DUBAI June 17 (Reuters) – Indirect talks between Tehran and Washington on reviving the 2015 Iran nuclear deal have come closer than ever to an agreement, but essential issues remain to be negotiated, the top Iranian negotiator said on Thursday.
Iran and six world powers have been negotiating in Vienna since April to work out steps for both sides to take. The United States withdrew in 2018 from the pact, under which Iran accepted curbs on its nuclear programme in exchange for a lifting of many foreign sanctions against it.
“We achieved good, tangible progress on the different issues …. we are closer than ever to an agreement but there are still essential issues under negotiations,” Iranian Deputy Foreign Minister Abbas Araqchi was quoted as telling Al Jazeera television.
Araqchi said Iran’s presidential election on Friday would have no effect on the negotiations and the Iranian negotiating team will continue the talks regardless of domestic policy.
The sixth round of talks resumed on Saturday with the remaining parties to the deal – Iran, Russia, China, France, Britain, Germany and the European Union – meeting in the basement of a luxury hotel.
The U.S. delegation to the talks is based in a hotel across the street as Iran refuses face-to-face meetings.
Since former U.S. President Donald Trump pulled out of the deal and reimposed sanctions on Iran, Tehran has embarked on counter measures, including rebuilding stockpiles of enriched uranium, a potential pathway to nuclear bombs.
“We want to make sure that what happened when Trump pulled out of the deal will not be repeated by any other American president in the future,” Araqchi told the pan-Arab satellite TV network.
Russia’s envoy to the talks, Mikhail Ulyanov, added a note of caution, saying progress had been made in the last few days but talks were tough.
“Some difficult and time-consuming topics still remain unresolved,” he said.
France’s foreign ministry said on Wednesday there were still significant disagreements.
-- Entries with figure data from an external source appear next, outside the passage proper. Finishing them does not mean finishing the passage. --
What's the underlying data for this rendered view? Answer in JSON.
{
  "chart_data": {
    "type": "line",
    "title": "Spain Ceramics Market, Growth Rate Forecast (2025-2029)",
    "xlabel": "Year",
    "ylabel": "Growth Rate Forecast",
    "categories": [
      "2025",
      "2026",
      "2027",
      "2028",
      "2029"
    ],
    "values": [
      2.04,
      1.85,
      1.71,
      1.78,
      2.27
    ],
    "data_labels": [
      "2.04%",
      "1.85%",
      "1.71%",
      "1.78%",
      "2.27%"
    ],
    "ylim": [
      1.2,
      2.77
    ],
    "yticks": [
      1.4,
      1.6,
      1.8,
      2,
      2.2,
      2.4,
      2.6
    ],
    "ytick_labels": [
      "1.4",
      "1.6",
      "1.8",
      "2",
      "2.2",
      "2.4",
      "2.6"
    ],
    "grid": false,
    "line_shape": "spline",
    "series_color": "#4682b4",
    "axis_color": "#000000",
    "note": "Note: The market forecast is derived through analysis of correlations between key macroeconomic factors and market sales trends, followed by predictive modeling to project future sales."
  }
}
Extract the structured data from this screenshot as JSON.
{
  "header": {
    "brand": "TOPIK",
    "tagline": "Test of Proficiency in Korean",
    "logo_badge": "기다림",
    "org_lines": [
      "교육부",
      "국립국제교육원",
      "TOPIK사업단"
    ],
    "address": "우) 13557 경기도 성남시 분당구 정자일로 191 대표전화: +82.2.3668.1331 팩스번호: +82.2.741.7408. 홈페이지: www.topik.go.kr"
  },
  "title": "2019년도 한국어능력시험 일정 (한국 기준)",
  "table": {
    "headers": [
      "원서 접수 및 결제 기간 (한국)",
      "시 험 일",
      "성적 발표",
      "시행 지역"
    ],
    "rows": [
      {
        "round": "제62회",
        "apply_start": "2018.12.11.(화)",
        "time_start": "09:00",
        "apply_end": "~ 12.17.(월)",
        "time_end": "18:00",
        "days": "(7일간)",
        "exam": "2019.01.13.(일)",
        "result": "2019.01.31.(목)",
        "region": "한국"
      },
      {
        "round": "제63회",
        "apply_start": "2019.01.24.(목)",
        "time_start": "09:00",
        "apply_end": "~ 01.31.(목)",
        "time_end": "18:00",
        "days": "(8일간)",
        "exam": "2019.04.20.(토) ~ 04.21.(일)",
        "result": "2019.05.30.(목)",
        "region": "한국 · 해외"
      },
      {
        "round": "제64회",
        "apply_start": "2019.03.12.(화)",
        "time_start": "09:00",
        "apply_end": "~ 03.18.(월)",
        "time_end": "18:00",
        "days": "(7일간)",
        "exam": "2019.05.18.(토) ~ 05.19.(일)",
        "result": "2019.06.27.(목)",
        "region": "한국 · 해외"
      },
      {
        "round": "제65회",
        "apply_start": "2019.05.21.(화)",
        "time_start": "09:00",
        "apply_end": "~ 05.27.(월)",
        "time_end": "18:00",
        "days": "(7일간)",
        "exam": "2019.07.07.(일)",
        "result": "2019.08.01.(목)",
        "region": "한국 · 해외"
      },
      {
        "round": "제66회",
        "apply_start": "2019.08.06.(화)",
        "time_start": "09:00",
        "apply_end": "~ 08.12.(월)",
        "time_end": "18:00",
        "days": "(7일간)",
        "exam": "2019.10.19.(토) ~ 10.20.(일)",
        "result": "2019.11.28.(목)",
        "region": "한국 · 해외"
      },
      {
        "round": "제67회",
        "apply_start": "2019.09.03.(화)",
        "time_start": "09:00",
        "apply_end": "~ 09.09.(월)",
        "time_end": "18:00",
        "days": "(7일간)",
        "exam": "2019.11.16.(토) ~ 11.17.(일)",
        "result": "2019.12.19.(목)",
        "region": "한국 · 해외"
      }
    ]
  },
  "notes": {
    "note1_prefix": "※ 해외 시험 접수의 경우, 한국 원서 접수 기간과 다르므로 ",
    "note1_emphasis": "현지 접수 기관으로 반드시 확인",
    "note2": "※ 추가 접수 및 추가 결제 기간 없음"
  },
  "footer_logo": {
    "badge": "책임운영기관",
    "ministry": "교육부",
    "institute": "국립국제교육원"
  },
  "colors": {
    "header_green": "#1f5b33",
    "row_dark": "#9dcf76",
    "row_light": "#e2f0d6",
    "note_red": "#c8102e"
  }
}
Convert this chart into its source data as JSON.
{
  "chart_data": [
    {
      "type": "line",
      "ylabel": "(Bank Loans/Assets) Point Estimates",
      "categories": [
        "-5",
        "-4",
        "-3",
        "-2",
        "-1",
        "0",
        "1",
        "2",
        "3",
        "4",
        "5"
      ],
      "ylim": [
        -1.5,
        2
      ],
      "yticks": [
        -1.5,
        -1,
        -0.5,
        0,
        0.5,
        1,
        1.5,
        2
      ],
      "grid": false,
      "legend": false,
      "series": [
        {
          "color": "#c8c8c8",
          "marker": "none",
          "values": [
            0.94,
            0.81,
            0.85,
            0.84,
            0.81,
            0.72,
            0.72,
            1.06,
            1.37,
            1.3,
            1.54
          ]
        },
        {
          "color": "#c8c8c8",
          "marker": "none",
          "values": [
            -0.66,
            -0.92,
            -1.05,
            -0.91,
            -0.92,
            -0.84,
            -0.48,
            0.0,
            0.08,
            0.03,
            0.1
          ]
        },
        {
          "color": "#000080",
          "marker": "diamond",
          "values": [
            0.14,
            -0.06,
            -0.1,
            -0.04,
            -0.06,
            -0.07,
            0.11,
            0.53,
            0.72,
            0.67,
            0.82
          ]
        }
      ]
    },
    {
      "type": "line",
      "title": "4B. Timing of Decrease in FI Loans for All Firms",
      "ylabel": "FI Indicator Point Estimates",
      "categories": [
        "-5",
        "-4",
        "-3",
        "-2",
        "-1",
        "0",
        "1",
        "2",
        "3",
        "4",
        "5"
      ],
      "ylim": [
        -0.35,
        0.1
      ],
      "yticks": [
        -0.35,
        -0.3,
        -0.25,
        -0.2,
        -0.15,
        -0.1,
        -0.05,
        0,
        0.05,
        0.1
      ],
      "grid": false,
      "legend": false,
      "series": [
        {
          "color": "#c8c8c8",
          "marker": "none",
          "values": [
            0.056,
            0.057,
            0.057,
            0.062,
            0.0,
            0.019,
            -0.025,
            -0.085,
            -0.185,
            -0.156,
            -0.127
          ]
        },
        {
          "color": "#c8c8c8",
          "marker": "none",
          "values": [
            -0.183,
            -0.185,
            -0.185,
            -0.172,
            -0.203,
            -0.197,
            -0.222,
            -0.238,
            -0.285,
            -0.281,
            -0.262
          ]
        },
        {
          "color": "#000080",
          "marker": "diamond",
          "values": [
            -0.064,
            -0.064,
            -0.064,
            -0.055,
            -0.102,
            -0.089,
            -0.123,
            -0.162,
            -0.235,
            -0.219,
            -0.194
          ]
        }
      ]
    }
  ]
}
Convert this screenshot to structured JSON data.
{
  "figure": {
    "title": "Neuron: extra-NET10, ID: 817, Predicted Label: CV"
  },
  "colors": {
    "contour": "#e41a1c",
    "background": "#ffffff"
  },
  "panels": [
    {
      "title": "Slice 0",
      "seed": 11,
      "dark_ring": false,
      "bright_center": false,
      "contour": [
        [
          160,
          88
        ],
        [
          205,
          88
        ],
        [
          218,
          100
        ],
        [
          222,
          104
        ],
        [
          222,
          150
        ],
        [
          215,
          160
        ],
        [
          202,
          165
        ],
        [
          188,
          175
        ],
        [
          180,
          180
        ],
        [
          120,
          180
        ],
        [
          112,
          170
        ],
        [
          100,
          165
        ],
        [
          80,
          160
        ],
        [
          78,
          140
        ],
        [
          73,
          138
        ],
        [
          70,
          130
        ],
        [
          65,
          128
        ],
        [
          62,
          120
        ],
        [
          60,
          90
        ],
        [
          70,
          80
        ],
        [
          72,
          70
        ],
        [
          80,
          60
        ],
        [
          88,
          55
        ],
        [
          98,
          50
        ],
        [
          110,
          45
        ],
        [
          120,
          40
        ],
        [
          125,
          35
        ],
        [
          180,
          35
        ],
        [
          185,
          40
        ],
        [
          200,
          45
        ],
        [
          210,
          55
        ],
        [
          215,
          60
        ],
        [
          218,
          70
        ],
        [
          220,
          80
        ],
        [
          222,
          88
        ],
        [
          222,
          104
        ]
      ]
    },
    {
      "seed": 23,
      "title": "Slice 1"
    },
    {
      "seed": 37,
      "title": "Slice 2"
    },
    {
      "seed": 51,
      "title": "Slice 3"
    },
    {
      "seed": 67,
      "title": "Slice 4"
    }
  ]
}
In Washington, State Department spokesman Ned Price repeated the U.S. view that the Vienna talks had made progress since they began in April but that challenges remained, saying he could not put a “time frame” on when the current round might end.
He declined to say whether Araqchi’s assessment or Ulyanov’s was more accurate. “We have made progress between rounds one and six but … I don’t want to be definitive in embracing one assessment over another,” he said.
Iran’s new president is expected to name his Cabinet by mid-August. Current President Hassan Rouhani’s term ends on Aug. 3.